Cardiac imaging is an ever-evolving area, with imaging parameters and application in constant re-evaluation. This was reflected in many imaging debates and by the increased number of scientific contributions at ESC Congress 2022.
The Danish-NICAD2 study, presented in the Hot Line Sessions, evaluated the role of stress cardiac magnetic resonance (CMR) and PET in patients with coronary lesions of unclear significance on CT.1 The performance of CMR and PET was interchangeable, with very good correlation with the anatomical findings of angiography and a high sensitivity for stenoses of >70%. However, there was modest sensitivity of imaging techniques to predict low fractional flow reserve (FFR), with a discrepancy between these advanced perfusion results and the invasive FFR. Another study with a focus on atherosclerotic complications, the PRE18FFIR study, investigated coronary microcalcification plaque activity in patients with previous MI.2 Although coronary microcalcification plaque activity did not predict coronary events or coronary revascularisation, it was associated with cardiac death/non-fatal MI and all-cause mortality. However, one of the most discussed studies presented this year was REVIVED-BCIS2, which revealed no benefit of revascularisation in patients with severe ischaemic left ventricular (LV) impairment (LV ejection fraction [LVEF] 35%) compared with optimal medical therapy based on evidence of viability in at least four dysfunctional myocardial segments by CMR.3
Artificial intelligence (AI)-supported cardiac imaging continues to make headway. ECHO-NET-RCT showed superiority of AI-LVEF over sonographer assessed-LVEF, whereas AI-ENHANCED found conflicting results of an echo-based AI algorithm to determine the severity of aortic stenosis, mainly due to unexpected high mortality in the low-risk group.4,5
Several sessions highlighted the increasing gap between emerging new knowledge in various heart conditions and established clinical practice, as detailed below.
Imaging in Heart Failure with Preserved Ejection Fraction
The diagnostic criteria of HFpEF remain hotly debated; established as an expert consensus agreement, they remain unconfirmed through prospective validation studies.6,7 Yet, the important advances in treatment with sodium–glucose cotransporter 2 inhibitors (and transthyretin amyloidosis) demand the refinement of diagnostic pathways.
Atrial strain and advanced CMR-derived volumes and deformation indices are superior to conventional parameters for the diagnosis and stratification of patients with HFpEF. Interestingly, native T1 measured in the liver was described as a novel marker of congestion.8–12
Several studies evaluating the impact of long COVID on cardiovascular and pulmonary function were presented. These studies differed in the timing of the evaluation, follow-up, size of the population and methods of evaluation, but, in general, showed a high burden of morphological and functional abnormalities when assessed with CMR.13–16 Echocardiography was mostly normal, except for subclinical abnormalities detected with strain.17
The interest in the ‘neglected valve’ is finally gaining ground due to novel percutaneous approaches.
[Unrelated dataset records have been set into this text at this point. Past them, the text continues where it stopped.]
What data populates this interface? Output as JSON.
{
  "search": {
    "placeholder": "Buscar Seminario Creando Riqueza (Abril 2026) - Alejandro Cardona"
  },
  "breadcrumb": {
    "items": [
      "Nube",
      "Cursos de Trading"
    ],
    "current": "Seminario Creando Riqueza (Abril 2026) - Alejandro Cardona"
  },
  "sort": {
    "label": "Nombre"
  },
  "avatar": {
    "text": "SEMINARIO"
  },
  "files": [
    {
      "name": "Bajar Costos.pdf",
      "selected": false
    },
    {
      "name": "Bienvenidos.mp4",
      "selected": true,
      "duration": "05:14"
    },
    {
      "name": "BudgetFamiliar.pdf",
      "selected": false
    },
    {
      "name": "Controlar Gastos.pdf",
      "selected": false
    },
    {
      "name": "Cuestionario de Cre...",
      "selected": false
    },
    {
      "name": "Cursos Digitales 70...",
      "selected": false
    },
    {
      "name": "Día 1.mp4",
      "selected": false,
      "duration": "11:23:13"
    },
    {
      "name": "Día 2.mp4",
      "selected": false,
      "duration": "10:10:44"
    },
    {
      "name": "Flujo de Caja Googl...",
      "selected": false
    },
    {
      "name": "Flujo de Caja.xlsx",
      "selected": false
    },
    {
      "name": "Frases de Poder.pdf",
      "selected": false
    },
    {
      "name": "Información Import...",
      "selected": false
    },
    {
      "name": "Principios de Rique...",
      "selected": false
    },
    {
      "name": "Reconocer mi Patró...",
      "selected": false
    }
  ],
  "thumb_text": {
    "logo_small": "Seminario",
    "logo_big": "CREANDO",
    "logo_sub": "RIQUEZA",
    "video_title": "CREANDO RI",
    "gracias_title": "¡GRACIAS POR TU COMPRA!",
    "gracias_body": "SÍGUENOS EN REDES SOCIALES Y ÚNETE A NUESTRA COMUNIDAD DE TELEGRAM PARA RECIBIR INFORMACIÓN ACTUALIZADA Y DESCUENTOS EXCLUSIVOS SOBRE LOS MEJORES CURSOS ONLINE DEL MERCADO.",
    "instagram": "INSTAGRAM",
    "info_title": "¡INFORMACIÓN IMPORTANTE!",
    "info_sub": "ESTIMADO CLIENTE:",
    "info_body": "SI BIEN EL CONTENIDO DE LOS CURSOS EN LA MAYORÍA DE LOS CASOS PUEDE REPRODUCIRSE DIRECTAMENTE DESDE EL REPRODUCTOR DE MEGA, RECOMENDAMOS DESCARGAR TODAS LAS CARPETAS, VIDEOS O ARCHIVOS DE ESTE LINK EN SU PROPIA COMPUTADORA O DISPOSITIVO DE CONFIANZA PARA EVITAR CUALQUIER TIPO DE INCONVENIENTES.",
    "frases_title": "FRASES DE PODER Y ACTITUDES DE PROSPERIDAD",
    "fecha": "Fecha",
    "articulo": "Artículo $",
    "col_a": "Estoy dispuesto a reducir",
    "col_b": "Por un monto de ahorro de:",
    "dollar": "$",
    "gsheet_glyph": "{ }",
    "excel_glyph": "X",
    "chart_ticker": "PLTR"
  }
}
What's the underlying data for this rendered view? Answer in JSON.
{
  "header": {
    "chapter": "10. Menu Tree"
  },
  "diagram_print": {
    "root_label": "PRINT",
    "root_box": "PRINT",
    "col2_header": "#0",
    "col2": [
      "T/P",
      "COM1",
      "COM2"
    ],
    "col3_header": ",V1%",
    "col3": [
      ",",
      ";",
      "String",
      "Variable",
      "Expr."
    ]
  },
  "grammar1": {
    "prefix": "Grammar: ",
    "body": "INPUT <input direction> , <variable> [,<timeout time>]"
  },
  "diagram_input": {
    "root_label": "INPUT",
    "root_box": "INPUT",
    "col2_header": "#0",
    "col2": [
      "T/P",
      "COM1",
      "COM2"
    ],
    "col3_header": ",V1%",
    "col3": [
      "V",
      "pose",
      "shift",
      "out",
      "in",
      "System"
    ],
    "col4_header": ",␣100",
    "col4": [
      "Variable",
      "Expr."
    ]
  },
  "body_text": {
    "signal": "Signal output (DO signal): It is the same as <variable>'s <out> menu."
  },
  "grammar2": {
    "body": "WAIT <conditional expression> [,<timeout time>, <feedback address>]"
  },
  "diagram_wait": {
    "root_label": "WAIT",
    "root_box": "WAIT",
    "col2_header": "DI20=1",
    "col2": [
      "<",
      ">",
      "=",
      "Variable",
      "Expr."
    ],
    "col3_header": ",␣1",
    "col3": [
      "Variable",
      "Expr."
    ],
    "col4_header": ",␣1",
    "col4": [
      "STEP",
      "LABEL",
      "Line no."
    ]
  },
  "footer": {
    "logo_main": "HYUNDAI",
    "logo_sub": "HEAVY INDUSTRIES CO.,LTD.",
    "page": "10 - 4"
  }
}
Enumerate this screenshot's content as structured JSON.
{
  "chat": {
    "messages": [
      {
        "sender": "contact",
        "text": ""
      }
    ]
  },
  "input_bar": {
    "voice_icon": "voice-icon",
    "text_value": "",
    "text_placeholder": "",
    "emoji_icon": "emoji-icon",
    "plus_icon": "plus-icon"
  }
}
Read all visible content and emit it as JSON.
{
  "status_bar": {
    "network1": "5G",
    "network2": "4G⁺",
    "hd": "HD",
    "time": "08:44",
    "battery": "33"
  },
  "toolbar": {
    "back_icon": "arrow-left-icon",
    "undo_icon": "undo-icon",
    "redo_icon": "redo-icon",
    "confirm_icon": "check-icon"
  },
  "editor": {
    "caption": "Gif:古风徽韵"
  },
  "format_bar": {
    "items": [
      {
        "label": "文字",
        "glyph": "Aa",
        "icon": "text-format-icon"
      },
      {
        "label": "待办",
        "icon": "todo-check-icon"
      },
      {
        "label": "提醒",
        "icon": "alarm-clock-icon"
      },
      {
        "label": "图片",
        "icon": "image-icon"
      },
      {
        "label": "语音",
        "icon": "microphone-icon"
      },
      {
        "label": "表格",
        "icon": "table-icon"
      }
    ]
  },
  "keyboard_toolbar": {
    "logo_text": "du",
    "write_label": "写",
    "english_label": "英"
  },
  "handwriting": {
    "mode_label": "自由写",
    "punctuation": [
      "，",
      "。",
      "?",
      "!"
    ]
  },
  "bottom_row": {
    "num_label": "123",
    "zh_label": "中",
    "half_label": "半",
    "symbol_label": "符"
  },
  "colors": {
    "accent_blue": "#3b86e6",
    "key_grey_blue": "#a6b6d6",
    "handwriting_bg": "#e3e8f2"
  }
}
Beyond the methods of quantification of regurgitation, a number of studies reiterated the role of right atrial and ventricular measures, such as strain and functional indices, to further characterise the consequences of tricuspid regurgitation on the right heart and predict outcomes.18–21
The importance of atrial size and function measures is also rising. Atrial strain and 3D calculated volume have been shown to predict the development of AF, stroke and even heart failure in different scenarios, such as after a cerebrovascular event, after coronary artery bypass grafting and in dilated cardiomyopathy or hypertrophic cardiomyopathy.22–26 In addition, atrial strain has shown prognostic value in a number of interventions, such as percutaneous mitral valve repair or aortic valve replacement.6,22,26,27
The discovery of new therapies and the pathophysiological insights presented by numerous studies increasingly guide the need for the translation of cardiac imaging technology from research interests towards established measures of clinical practice, with a direct impact on our final objective: to provide the best possible care for our patients.